O toque de bom humor fica por conta de Feiúra não é Nada, Billy Blanc, e Velho Enferrujado, Walfrido Silva e Cadê. No encerramento, Hino ao Amor, Edith Piaf e Marguerite Mannot, versão Odair Marsano; Começaria Tudo Outra Vez, Gonzaga Jr; Estão Voltando As Flores, Paulo Soledade, e Carinhoso, Pixinguinha e João de Barro.

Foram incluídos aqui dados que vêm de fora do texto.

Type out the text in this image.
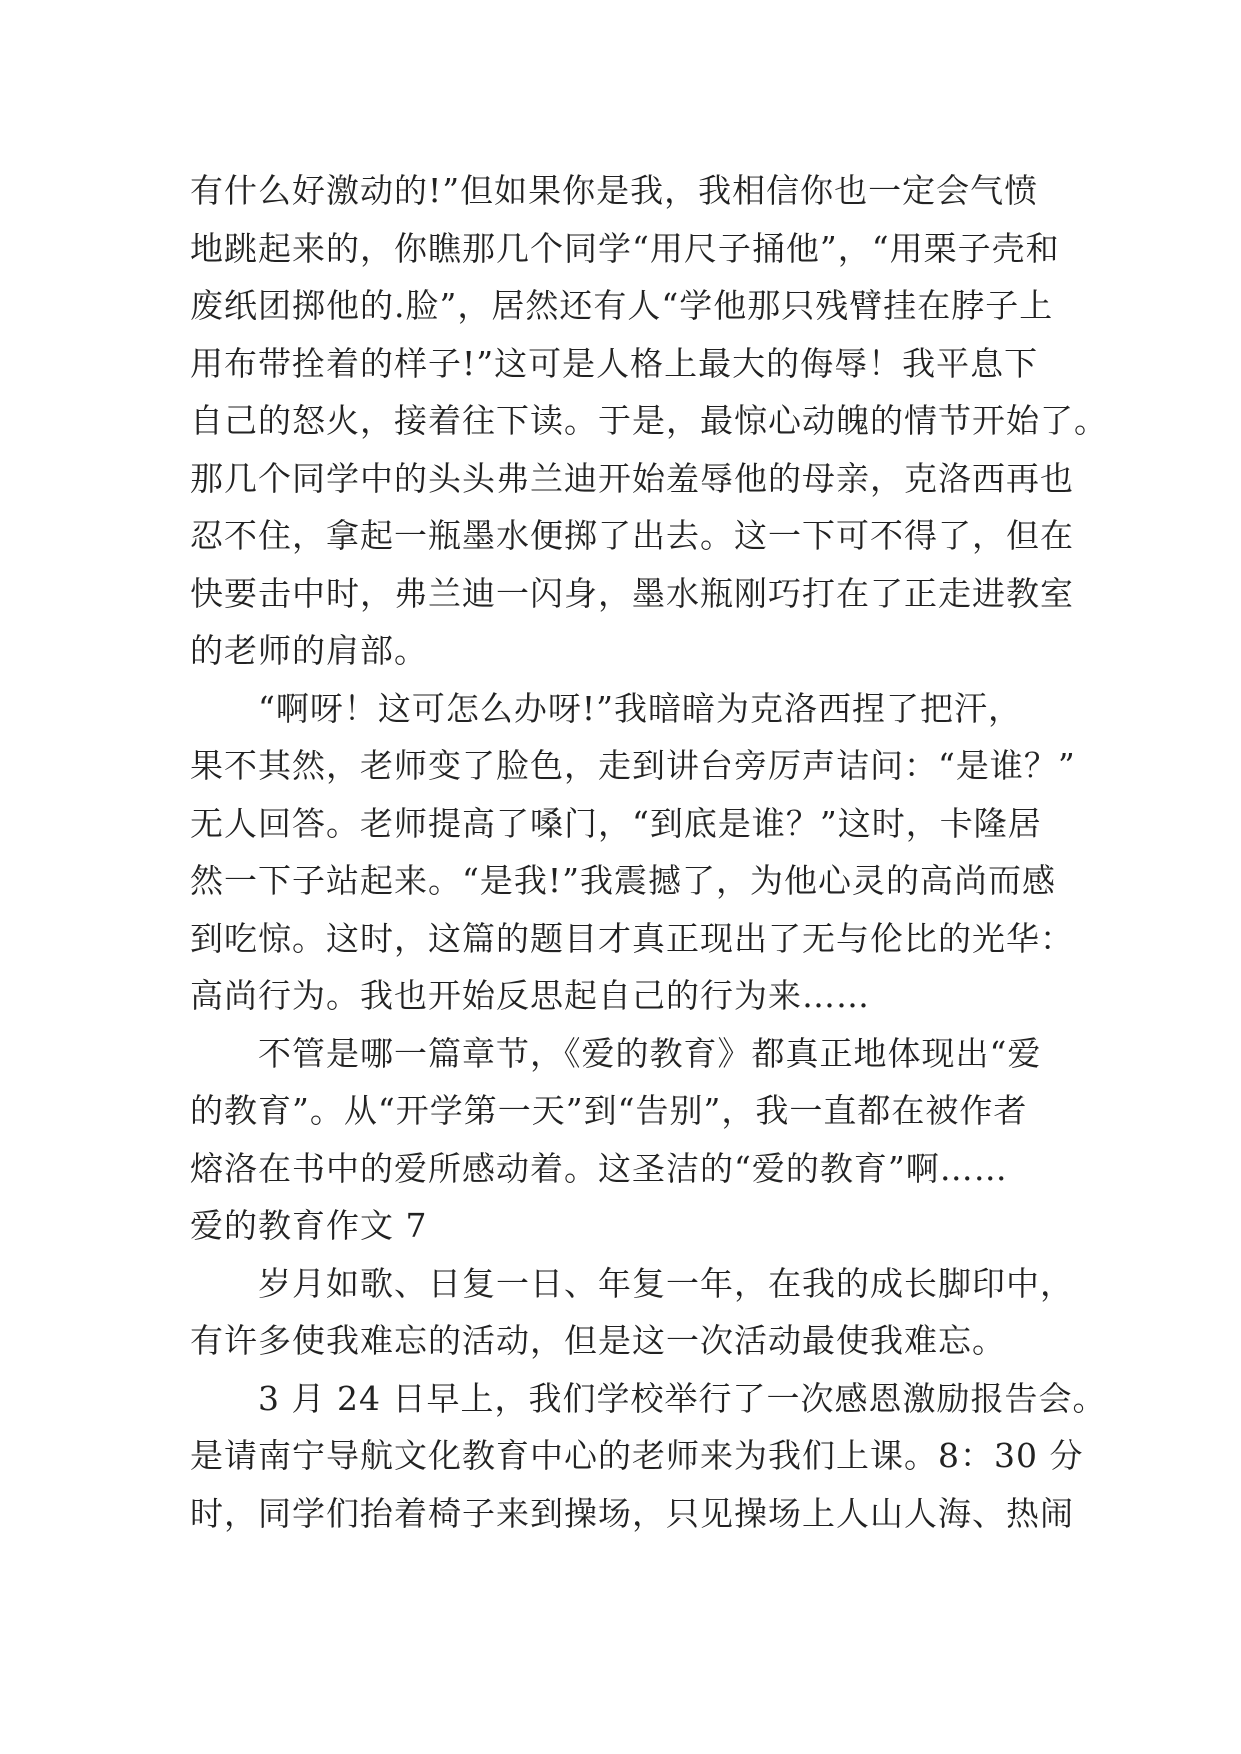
有什么好激动的!”但如果你是我，我相信你也一定会气愤
地跳起来的，你瞧那几个同学“用尺子捅他”，“用栗子壳和
废纸团掷他的.脸”，居然还有人“学他那只残臂挂在脖子上
用布带拴着的样子!”这可是人格上最大的侮辱！我平息下
自己的怒火，接着往下读。于是，最惊心动魄的情节开始了。
那几个同学中的头头弗兰迪开始羞辱他的母亲，克洛西再也
忍不住，拿起一瓶墨水便掷了出去。这一下可不得了，但在
快要击中时，弗兰迪一闪身，墨水瓶刚巧打在了正走进教室
的老师的肩部。
“啊呀！这可怎么办呀!”我暗暗为克洛西捏了把汗，
果不其然，老师变了脸色，走到讲台旁厉声诘问：“是谁？”
无人回答。老师提高了嗓门，“到底是谁？”这时，卡隆居
然一下子站起来。“是我!”我震撼了，为他心灵的高尚而感
到吃惊。这时，这篇的题目才真正现出了无与伦比的光华：
高尚行为。我也开始反思起自己的行为来……
不管是哪一篇章节，《爱的教育》都真正地体现出“爱
的教育”。从“开学第一天”到“告别”，我一直都在被作者
熔洛在书中的爱所感动着。这圣洁的“爱的教育”啊……
爱的教育作文 7
岁月如歌、日复一日、年复一年，在我的成长脚印中，
有许多使我难忘的活动，但是这一次活动最使我难忘。
3 月 24 日早上，我们学校举行了一次感恩激励报告会。
是请南宁导航文化教育中心的老师来为我们上课。8：30 分
时，同学们抬着椅子来到操场，只见操场上人山人海、热闹
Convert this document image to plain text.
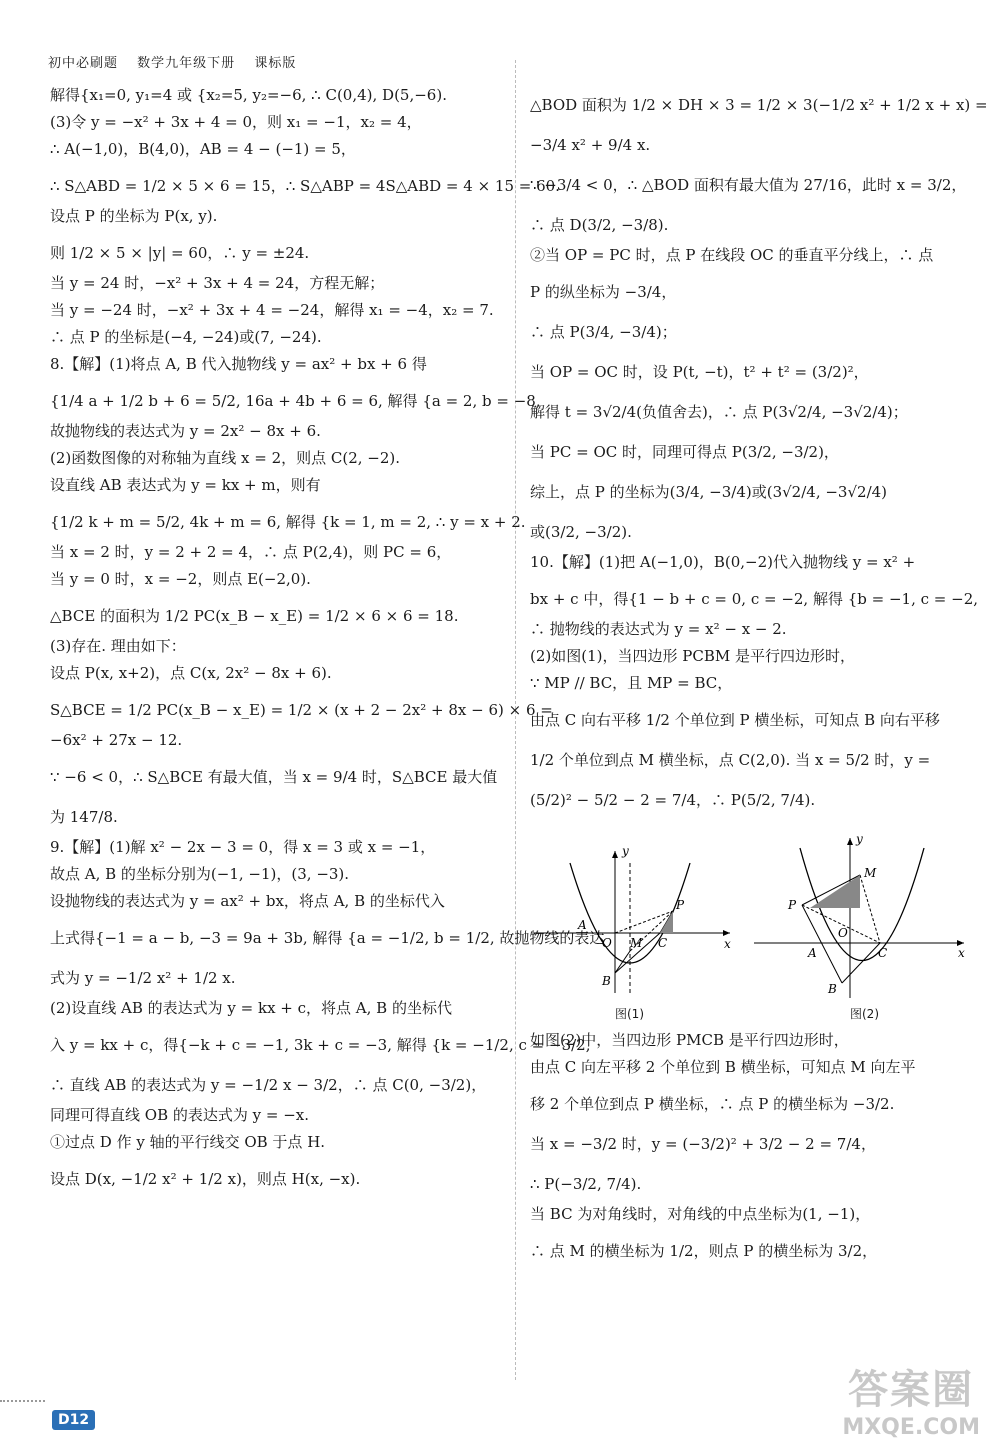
初中必刷题 数学九年级下册 课标版
解得{x₁=0, y₁=4 或 {x₂=5, y₂=−6, ∴ C(0,4), D(5,−6).
(3)令 y = −x² + 3x + 4 = 0，则 x₁ = −1，x₂ = 4，
∴ A(−1,0)，B(4,0)，AB = 4 − (−1) = 5，
∴ S△ABD = 1/2 × 5 × 6 = 15，∴ S△ABP = 4S△ABD = 4 × 15 = 60.
设点 P 的坐标为 P(x, y).
则 1/2 × 5 × |y| = 60，∴ y = ±24.
当 y = 24 时，−x² + 3x + 4 = 24，方程无解；
当 y = −24 时，−x² + 3x + 4 = −24，解得 x₁ = −4，x₂ = 7.
∴ 点 P 的坐标是(−4, −24)或(7, −24).
8.【解】(1)将点 A, B 代入抛物线 y = ax² + bx + 6 得
{1/4 a + 1/2 b + 6 = 5/2, 16a + 4b + 6 = 6, 解得 {a = 2, b = −8,
故抛物线的表达式为 y = 2x² − 8x + 6.
(2)函数图像的对称轴为直线 x = 2，则点 C(2, −2).
设直线 AB 表达式为 y = kx + m，则有
{1/2 k + m = 5/2, 4k + m = 6, 解得 {k = 1, m = 2, ∴ y = x + 2.
当 x = 2 时，y = 2 + 2 = 4，∴ 点 P(2,4)，则 PC = 6，
当 y = 0 时，x = −2，则点 E(−2,0).
△BCE 的面积为 1/2 PC(x_B − x_E) = 1/2 × 6 × 6 = 18.
(3)存在. 理由如下：
设点 P(x, x+2)，点 C(x, 2x² − 8x + 6).
S△BCE = 1/2 PC(x_B − x_E) = 1/2 × (x + 2 − 2x² + 8x − 6) × 6 =
−6x² + 27x − 12.
∵ −6 < 0，∴ S△BCE 有最大值，当 x = 9/4 时，S△BCE 最大值
为 147/8.
9.【解】(1)解 x² − 2x − 3 = 0，得 x = 3 或 x = −1，
故点 A, B 的坐标分别为(−1, −1)，(3, −3).
设抛物线的表达式为 y = ax² + bx，将点 A, B 的坐标代入
上式得{−1 = a − b, −3 = 9a + 3b, 解得 {a = −1/2, b = 1/2, 故抛物线的表达
式为 y = −1/2 x² + 1/2 x.
(2)设直线 AB 的表达式为 y = kx + c，将点 A, B 的坐标代
入 y = kx + c，得{−k + c = −1, 3k + c = −3, 解得 {k = −1/2, c = −3/2,
∴ 直线 AB 的表达式为 y = −1/2 x − 3/2，∴ 点 C(0, −3/2)，
同理可得直线 OB 的表达式为 y = −x.
①过点 D 作 y 轴的平行线交 OB 于点 H.
设点 D(x, −1/2 x² + 1/2 x)，则点 H(x, −x).
△BOD 面积为 1/2 × DH × 3 = 1/2 × 3(−1/2 x² + 1/2 x + x) =
−3/4 x² + 9/4 x.
∵ −3/4 < 0，∴ △BOD 面积有最大值为 27/16，此时 x = 3/2，
∴ 点 D(3/2, −3/8).
②当 OP = PC 时，点 P 在线段 OC 的垂直平分线上，∴ 点
P 的纵坐标为 −3/4，
∴ 点 P(3/4, −3/4)；
当 OP = OC 时，设 P(t, −t)，t² + t² = (3/2)²，
解得 t = 3√2/4(负值舍去)，∴ 点 P(3√2/4, −3√2/4)；
当 PC = OC 时，同理可得点 P(3/2, −3/2)，
综上，点 P 的坐标为(3/4, −3/4)或(3√2/4, −3√2/4)
或(3/2, −3/2).
10.【解】(1)把 A(−1,0)，B(0,−2)代入抛物线 y = x² +
bx + c 中，得{1 − b + c = 0, c = −2, 解得 {b = −1, c = −2,
∴ 抛物线的表达式为 y = x² − x − 2.
(2)如图(1)，当四边形 PCBM 是平行四边形时，
∵ MP // BC，且 MP = BC，
由点 C 向右平移 1/2 个单位到 P 横坐标，可知点 B 向右平移
1/2 个单位到点 M 横坐标，点 C(2,0). 当 x = 5/2 时，y =
(5/2)² − 5/2 − 2 = 7/4，∴ P(5/2, 7/4).
y
x
A
O M C
P
B
图(1)
y
x
M
P
O
A	C
B
图(2)
如图(2)中，当四边形 PMCB 是平行四边形时，
由点 C 向左平移 2 个单位到 B 横坐标，可知点 M 向左平
移 2 个单位到点 P 横坐标，∴ 点 P 的横坐标为 −3/2.
当 x = −3/2 时，y = (−3/2)² + 3/2 − 2 = 7/4，
∴ P(−3/2, 7/4).
当 BC 为对角线时，对角线的中点坐标为(1, −1)，
∴ 点 M 的横坐标为 1/2，则点 P 的横坐标为 3/2，
D12
答案圈
MXQE.COM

"A proposta do espetáculo é fazer com que os jovens conheçam as antigas canções e os mais velhos possam reviver o encanto e a emoção das memórias dos bailes e festivais das décadas de 50 e 60. Uma época que, até hoje, é considerada como os Anos Dourados e o grande ápice da música popular brasileira e internacional", contam os Mira Haar e Carlos Moreno.
Sobre Carlos Moreno
Começou a carreira de ator nos anos 70, como co-fundador do grupo experimental Pod Minoga Studio. Com linguagem inovadora, o grupo deixou importantes influências nas artes cênicas e plásticas desse período. É ator exclusivo das campanhas publicitárias da Bombril há mais de 30 anos. Entre seus últimos trabalhos como ator em teatro destacam-se: Turistas & Refugiados, direção de Renata Melo; Quixote, com direção de Fabio Namatame; Fica Comigo Esta Noite e Sexo dos Anjos, ambos com autoria e direção de Flávio de Souza; Futebol, de Bia Lessa; Guerreiras do Amor, adaptado de Lisístrata por Domingos de Oliveira e dirigido por Celso Frateschi; Arte Oculta, dirigido por Elias Andreato; História do Homem, direção de Roberto Lage; e, Senhora Lenin e Pesadelo do Ator, ambas dirigidas por Márcia Abujamra. Em cinema, participou do longa-metragem Fogo e Paixão, de Isay Weinfeld e Marcio Kogan, e de vários curtas-metragens. Em televisão, participou do programa infantil Rá Tim Bum, da TV Cultura.
Sobre Mira Haar
É atriz, diretora, figurinista e artista plástica. Integrante do Pod Minoga Studio nos anos 1970, onde desenvolveu trabalhos coletivos de criação de textos, interpretação, confecção de figurinos e cenários etc. Em seu mais recente trabalho em teatro, escreveu e atuou em Mammy vai à Lua, com direção de Elias Andreato e Patrícia Gaspar. Em cinema, atuou em Asa Branca, um sonho brasileiro e Brasa adormecida, ambos de Djalma Baptista; Das tripas coração, de Ana Carolina; Fogo e Paixão, de Isay Weinfeld e Marcio Kogan; Anjos da noite, de Wilson Batista, entre outros. Na TV, participou das minisséries Máfia no Brasil e Abolição, na TV Globo; e no seriado Mundo da lua, na TV Cultura. Dirigiu, entre outros, os espetáculos: Cabine do Destino, com a Cia. Delas de Teatro; Onde está Nino? – Teatro do Castelo Rá Tim Bum; e Filho de Artista (Prêmio Mambembe de Melhor Direção). Entre suas últimas criações como figurinista destacam-se: Aqui quase longe, Uma mulher vestida de preto, Victor ou Vitória, Burundanga, Cabine do Destino. E as óperas: Il Pagliaci, Madame Butterfly, La Traviata, Contos de Hoffmann, com direção de Jorge Takla; e Pelleas et Melisande, dirigida por Marcio Aurelio.
Direção – Elias Andreato. Elenco – Carlos Moreno e Mira Haar. Roteiro - Mira Haar, Carlos Moreno e Elias Andreato. Arranjos e Direção Musical - Jonatan Harold.
Fotos - Ronaldo Aguiar.
Local: Teatro Paulo Eiró (600 lugares)
Av. Adolfo Pinheiro, 765 - Santo Amaro - São Paulo/SP - Tel: 5546.0449 e 5686.8440.
Temporada: a partir de 27 de maio, sextas e sábados às 21h e domingos às 19h.
Preços populares - R$ 10,00 (inteira) e R$ 5,00 (meia). Duração: 70min.